Last week, a better-than-expected jobs report inspired scoffing among those to whom good economic news is bad political news, including suggestions that the government numbers had somehow been cooked as part of a political conspiracy.
That doesn’t seem to have been the case, as economic data continue to surprise on the upside, from government as well as private economic sources, and across economic sectors:
The economy is improving more than professional forecasters anticipated, particularly in data on employment and housing, according to the Bloomberg Economic Surprise Index, which compares 38 indicators with analysts’ predictions. The index, based on gauges compiled by private businesses and trade groups in addition to government, confirms U.S. growth is generating jobs in the face of a global slowdown and looming federal spending cuts and tax increases known as the fiscal cliff.
“The economy is improving, and the labor market is getting better,” said Robert Brusca, president of Fact & Opinion Economics and a former New York Fed economist. “These numbers are what they are, they’re not being slanted. On a scale of one to 10, the economy is at a fairly firm six and may be heading higher….”
The Thomson Reuters/University of Michigan’s preliminary October reading on the overall index on consumer sentiment came in at 83.1, up from 78.3 the month before, and the highest since September 2007, the survey showed on Friday.
The new buoyancy among consumers comes shortly after the U.S. unemployment rate tumbled to its lowest in nearly four years in September as more people returned to the workforce and found jobs than economists had predicted.
“We are getting some quite interesting signals from consumer sentiment and employment data – both (the) unemployment rate and initial claims – that there has been some quite significant improvement in the economy,” said David Sloan, an economist at 4Cast in New York.

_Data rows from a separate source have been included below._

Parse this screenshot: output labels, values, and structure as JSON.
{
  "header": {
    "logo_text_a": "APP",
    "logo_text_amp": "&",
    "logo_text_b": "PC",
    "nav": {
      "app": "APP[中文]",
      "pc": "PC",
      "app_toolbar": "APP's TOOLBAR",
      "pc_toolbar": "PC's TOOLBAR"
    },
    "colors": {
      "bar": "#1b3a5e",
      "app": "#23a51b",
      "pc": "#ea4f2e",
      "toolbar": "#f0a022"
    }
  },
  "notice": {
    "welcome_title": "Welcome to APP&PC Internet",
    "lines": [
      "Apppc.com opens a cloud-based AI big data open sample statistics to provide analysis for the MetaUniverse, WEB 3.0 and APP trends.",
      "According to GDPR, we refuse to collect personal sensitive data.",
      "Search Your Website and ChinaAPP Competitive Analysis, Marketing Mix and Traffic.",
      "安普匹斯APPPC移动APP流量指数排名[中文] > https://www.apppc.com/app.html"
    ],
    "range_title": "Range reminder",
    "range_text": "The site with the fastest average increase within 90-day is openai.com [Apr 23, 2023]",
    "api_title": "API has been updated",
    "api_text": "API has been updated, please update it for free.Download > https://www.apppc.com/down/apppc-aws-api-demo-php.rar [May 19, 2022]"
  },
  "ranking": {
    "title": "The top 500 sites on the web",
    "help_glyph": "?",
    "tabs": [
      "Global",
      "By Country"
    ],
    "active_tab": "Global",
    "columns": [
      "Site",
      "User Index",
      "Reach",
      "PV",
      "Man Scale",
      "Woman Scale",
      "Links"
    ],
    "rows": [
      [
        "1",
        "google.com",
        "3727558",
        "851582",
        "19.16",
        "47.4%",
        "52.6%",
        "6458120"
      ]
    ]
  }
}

WASHINGTON — Retail sales rose a larger-than-expected 1.1% in September as consumers shook off fears of looming economic problems and continued to boost their spending after pulling back earlier this year.
The new data Monday came as the Commerce Department revised August’s increase in retail sales to 1.2% from the earlier estimate of 0.9%. That meant the rise in August was the largest monthly gain since October 2010.
Economists had expected a 0.8% increase in September, according to a survey by Bloomberg. Retail sales last month were up 5.4% from a year earlier. Sales for the three-month period ending in September were up 4.8% from the same quarter in 2011.
Despite some nagging doubts that have remained over the U.S. housing market, consensus is that housing has turned the corner and is recovering.
In his latest note titled The Housing Recovery Is For Real, Deutsche Bank’s Joseph LaVorgna writes that the “residential housing market is in the very early stages of a durable recovery.”
LaVorgna says this recovery in housing is important because housing is what led the U.S. economy into a recession, and is part of the reason the recovery has been so slow. Moreover, as “a leading indicator of underlying domestic demand,” any improvement in housing suggests that underlying domestic demand should improve as well. From Lavorgna:
‘…. At minimum, the strength in residential construction suggests it is unlikely that underlying domestic demand will weaken further. This provides us with some comfort that the recent sub-par performance in the economy is not long lasting and that over time, domestic demand will strengthen, perhaps as concern over Europe fades a bit and the “fiscal cliff” is adequately dealt with.’ “
Fitch Ratings raised its projection for single-family starts and new-home sales this year, but warned housing growth could be somewhat less robust in 2013.
The ratings company expects single-family housing starts to improve about 19% in 2012, with new-home sales and existing-home sales increasing 19.5% and 8.5%, respectively.
Fitch, last month, forecast a 12% rise in single-family housing starts, 10.5% growth in new-home sales and a 5.6% bump in existing-home sales.
Fitch said the year-over-year gains for single-family starts and new-home sales earlier this year have sustained momentum. Meanwhile, seasonally adjusted statistics for single-family starts, new homes and existing-home sales have also been advancing most months.
From Ward’s Automotive Group, the auto industry newsletter, reporting a surge in fourth-quarter auto production in North America:
Hot on the heels of an estimated 20,300-unit September production shortfall, North American car and truck assembly plants are embarking on an even more robust fourth-quarter program than the one put in place a month ago.
Although Ford has not yet revealed what revisions it has in store for October-December, the rest of the industry already has boosted production plans by some 53,900 units for the period.
The bulk of the increase is set to occur this month with 61,700 units added to the October slate, some of which likely were deferred from September and some pulled forward from December’s plan, now 16,400 units lower than it was a month ago.
But, even assuming the entire September and December downward volume adjustments are included in this month’s higher schedule, that still means an additional 16,700 vehicles in the October boost, on top of which some 8,600 units have been added to the November plan.
The largest Q4 increase comes from General Motors, up 18,500 units, mostly cars, including gains of 26,000 in October and 3,000 in November, followed by a 10,500-unit cut in its December slate…
Incorporating the revised outlook, North American plants now are in line to build some 15,692,200 cars and trucks this year, up 16.5% from 2011’s 13,471,500 completions.